Pourquoi Biifor demande le FEC
Charger votre historique comptable ne sert pas qu'à récupérer vos comptes : c'est ce qui préremplit les contreparties de tous vos fournisseurs, d'un seul coup.
À qui s'adresse cet article ? À la personne qui démarre un dossier et se demande si ce fichier vaut la peine d'être réclamé au cabinet. Réponse courte : oui, et c'est même le geste le plus rentable du démarrage.
Où le charger ? Menu Paramètres → Comptabilité → Plan comptable, bouton Importer des comptes, colonne À partir d'un FEC.
Ce que c'est
Le fichier des écritures comptables est un fichier normalisé que tout logiciel de comptabilité sait produire. Votre cabinet l'exporte en quelques clics : il contient l'historique des écritures de l'exercice, donc les comptes utilisés, les journaux, et surtout qui a été imputé sur quoi.
Sa vraie valeur : les contreparties de vos fournisseurs
On croit souvent que ce fichier sert à récupérer un plan comptable. C'est vrai, mais c'est secondaire — un plan comptable se recharge aussi depuis un tableur.
Ce qu'il apporte et que rien d'autre n'apporte, c'est l'association entre chaque fournisseur et son compte de charge habituel. Quand vos écritures passées montrent que le compte d'un fournisseur est toujours suivi du même compte de charge, Biifor reporte les deux sur sa fiche. Vous obtenez, en un seul chargement, ce que vous auriez mis des semaines à saisir fournisseur par fournisseur.
La conséquence est immédiate : dès la première facture, l'imputation proposée est la vôtre, celle que votre cabinet attend — pas une imputation générique.
Le fichier crée aussi vos journaux, avec leurs codes. Vos écritures sortent donc classées comme chez vous dès le premier export.
Ce qui se passe si vous ne le chargez pas
Rien ne casse — Biifor fonctionne très bien sans. Mais il travaille alors avec ses propres repères, et l'écart se paie plus tard :
- Biifor crée ses comptes au fil de l'eau, avec sa numérotation. Ce ne sont pas ceux de votre cabinet : au premier export, le rapprochement des deux plans devient un chantier.
- Chaque nouveau fournisseur arrive sans compte de charge. Sa facture part donc en 471, le compte d'attente, en attendant qu'un humain tranche.
- La remise en ordre consiste ensuite à réaffecter ou fusionner les comptes, un par un — voyez Créer, surveiller et fusionner ses comptes et Résorber les comptes d'attente 471 et 473.

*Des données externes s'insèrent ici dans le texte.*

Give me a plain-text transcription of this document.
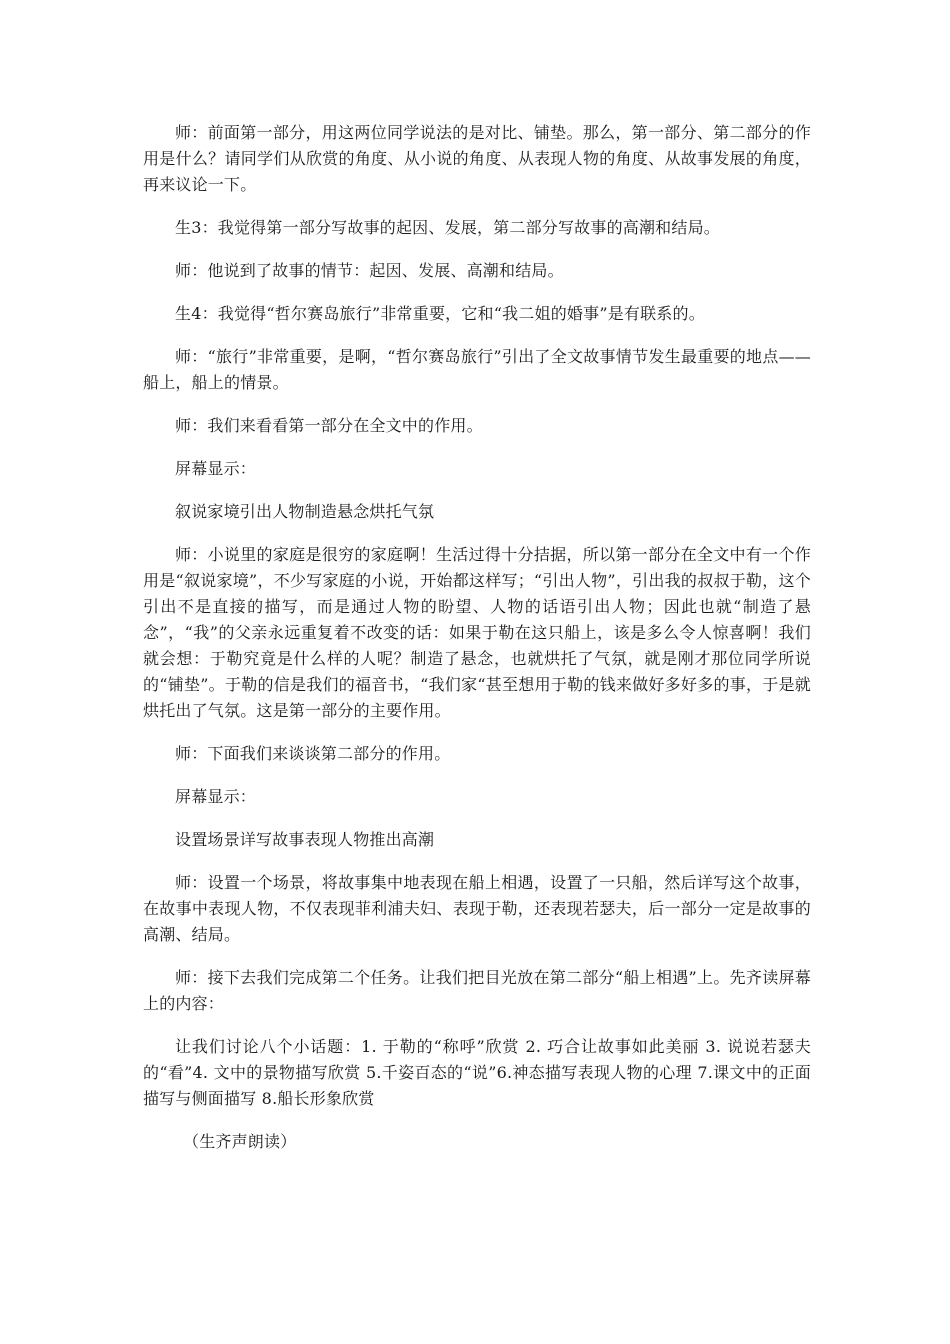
师：前面第一部分，用这两位同学说法的是对比、铺垫。那么，第一部分、第二部分的作用是什么？请同学们从欣赏的角度、从小说的角度、从表现人物的角度、从故事发展的角度，再来议论一下。

生3：我觉得第一部分写故事的起因、发展，第二部分写故事的高潮和结局。

师：他说到了故事的情节：起因、发展、高潮和结局。

生4：我觉得“哲尔赛岛旅行”非常重要，它和“我二姐的婚事”是有联系的。

师：“旅行”非常重要，是啊，“哲尔赛岛旅行”引出了全文故事情节发生最重要的地点——船上，船上的情景。

师：我们来看看第一部分在全文中的作用。

屏幕显示：

叙说家境引出人物制造悬念烘托气氛

师：小说里的家庭是很穷的家庭啊！生活过得十分拮据，所以第一部分在全文中有一个作用是“叙说家境”，不少写家庭的小说，开始都这样写；“引出人物”，引出我的叔叔于勒，这个引出不是直接的描写，而是通过人物的盼望、人物的话语引出人物；因此也就“制造了悬念”，“我”的父亲永远重复着不改变的话：如果于勒在这只船上，该是多么令人惊喜啊！我们就会想：于勒究竟是什么样的人呢？制造了悬念，也就烘托了气氛，就是刚才那位同学所说的“铺垫”。于勒的信是我们的福音书，“我们家“甚至想用于勒的钱来做好多好多的事，于是就烘托出了气氛。这是第一部分的主要作用。

师：下面我们来谈谈第二部分的作用。

屏幕显示：

设置场景详写故事表现人物推出高潮

师：设置一个场景，将故事集中地表现在船上相遇，设置了一只船，然后详写这个故事，在故事中表现人物，不仅表现菲利浦夫妇、表现于勒，还表现若瑟夫，后一部分一定是故事的高潮、结局。

师：接下去我们完成第二个任务。让我们把目光放在第二部分“船上相遇”上。先齐读屏幕上的内容：

让我们讨论八个小话题：1. 于勒的“称呼”欣赏 2. 巧合让故事如此美丽 3. 说说若瑟夫的“看”4. 文中的景物描写欣赏 5.千姿百态的“说”6.神态描写表现人物的心理 7.课文中的正面描写与侧面描写 8.船长形象欣赏

（生齐声朗读）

Autrement dit : le travail n'est pas évité, il est déplacé — et il coûte plus cher après qu'avant.
Ce qu'il ne fait pas
Le chargement met à jour les comptes et les journaux. Il ne rejoue pas votre historique dans Biifor : vos anciennes écritures restent chez votre cabinet, et vos factures antérieures non payées ne sont pas ressaisies. Pour repartir avec les bons soldes de clients et de fournisseurs, c'est un autre geste — Reprendre les soldes antérieurs.
Quand le charger
Au démarrage, avant de traiter la première facture. C'est le seul moment où il vous épargne du travail au lieu d'en créer : chargé après coup, il vous laisse avec des imputations déjà faites sur les mauvais comptes.
Si vous l'avez sous la main plus tard, chargez-le quand même : il rattrapera les fournisseurs que vous n'avez pas encore rencontrés.
Le geste lui-même — les deux portes d'import, le format attendu, le suivi du chargement — est décrit dans Importer son plan comptable ou un FEC.